For applications in electrophotography, particularly in microimaging or very high quality 1:1 electrophotographic reproduction, it is important for a photoreceptor to resist localized "dielectric breakdown". Such "breakdown" makes a small area of the photoreceptor, typically about 5 to about 25 micrometers across, appear light-struck because the photoreceptor is unable to hold a surface charge. Some highly sensitive photoreceptors, including some of the two-layer photoreceptors described above, suffer from an excessively high density of breakdown spots. Although it is believed to involve a localized leakage of electrical current through the photoreceptor, the mechanism of this breakdown is not entirely understood, nor is it possible to predict which materials will be least prone to it.

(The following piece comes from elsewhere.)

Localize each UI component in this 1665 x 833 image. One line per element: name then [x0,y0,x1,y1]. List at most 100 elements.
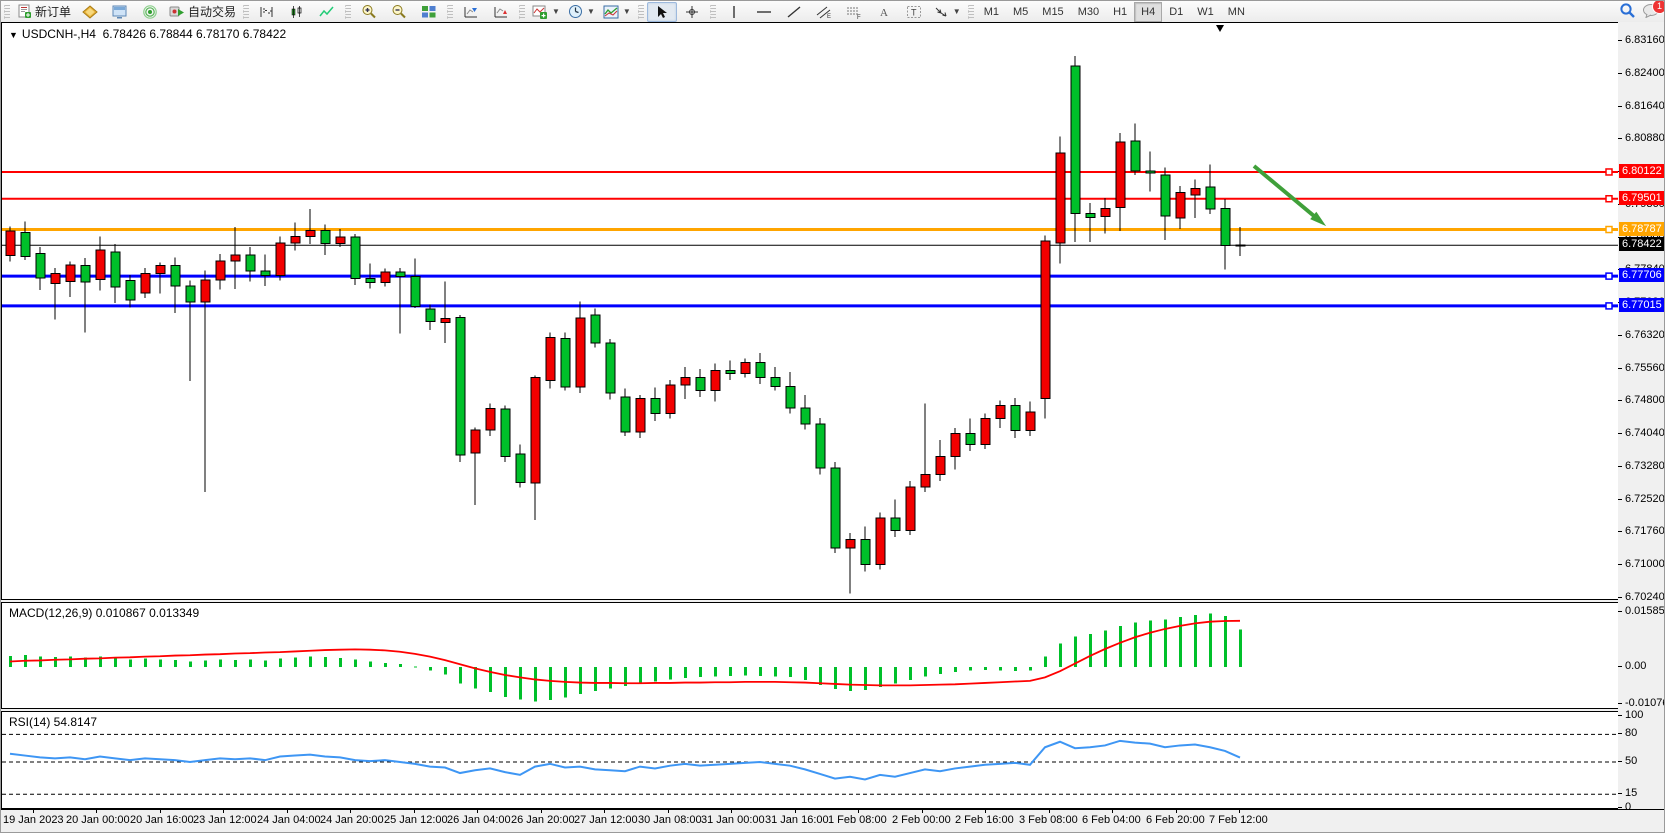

Polynuclear oxazoles and thiazoles have been used in electrophotographic photoreceptors in a single-layer format, which consists of a mixture of an oxazole or thiazole, a polymeric binder, and sometimes a sensitizing dye all in a thin layer of homogeneous solid solution. See, for example, U.S. Pat. No. 3,257,204 where non-bis compounds are used. Polynuclear oxazoles and thiazoles have also been used as optical brighteners because they fluoresce efficiently in the solid state. See, for example, articles by A. Reiser,Journal of the American Chemical Society, 94, 2414 (1972), "Fluorescence of Aromatic Benzoxazole Derivatives"; and H. Gold, "Fluorescent Brightening Agents", The Chemistry of Synthetic Dyes, Ed. by K. Venkataraman, Academic Press, New York, 1971, Vol. V, p. 648.